Term Translation disambiguation in Cross-Language Information Retrieval (Case Study: Translation From Arabic To English)

ABSTRACT

Cross-language information retrieval (CLIR), where queries and documents are in

different languages, become one of the major topics within the information retrieval

community. The important step in CLIR is the translation. This research proposes a

term translation disambiguation method based on co-occurrence statistics for

translation in Arabic-English CLIR.

There are multiple ways to perform query translations: employing machine

translation techniques, using parallel corpora or using bilingual dictionaries. The

first two approaches are very labour intensive. Manual hand-coding of linguistic,

semantic and pragmatic knowledge is required for a machine translation engine to

produce good translations. This can be quite overwhelming when the domain of

coverage is wide. A great deal of work is also required for building parallel

collections when using the second approach. With the increasing availability of

machine-readable bilingual dictionaries, the third approach has become a viable

approach to Cross-Language Information Retrieval (CLIR), but in this approach,

resolving term ambiguity is a crucial step.

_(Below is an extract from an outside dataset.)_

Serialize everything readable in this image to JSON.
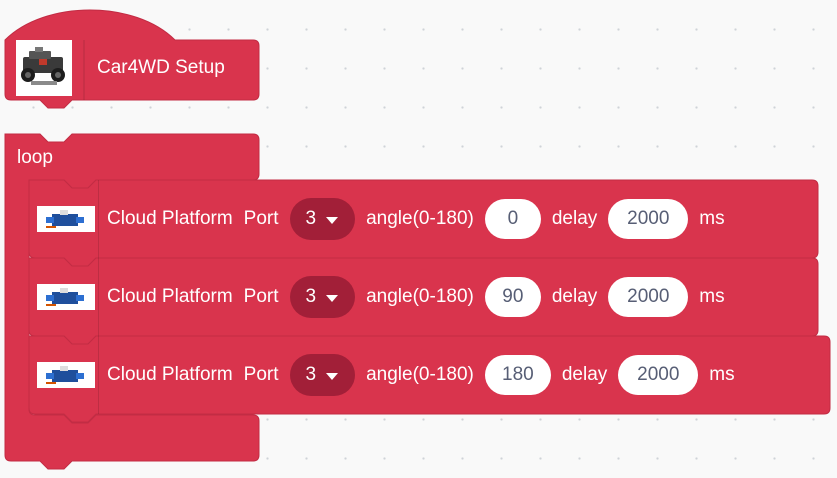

In this research the ambiguity problem was resolved by co-occurrence statistics. Cooccurrence

technique based on the hypothesis that correct translations tend to cooccur

together in the target language collection. Therefore, the valid translation

among a set of possible synonymous candidates of a certain source query term is

expected to have high frequency of co-occurrence with the translations of the other

terms in the same source query.

After the document set divided to fixed size window to overcome varying in

document length problem, the degree of association is calculated using mutual

information measure because it simple and produce high correlation between terms

even though they not appeared very frequently in document set.

The results of developed method proved that co-occurrence statistics can reduce the ambiguity problem and it works well in case of diacritics and homonymous.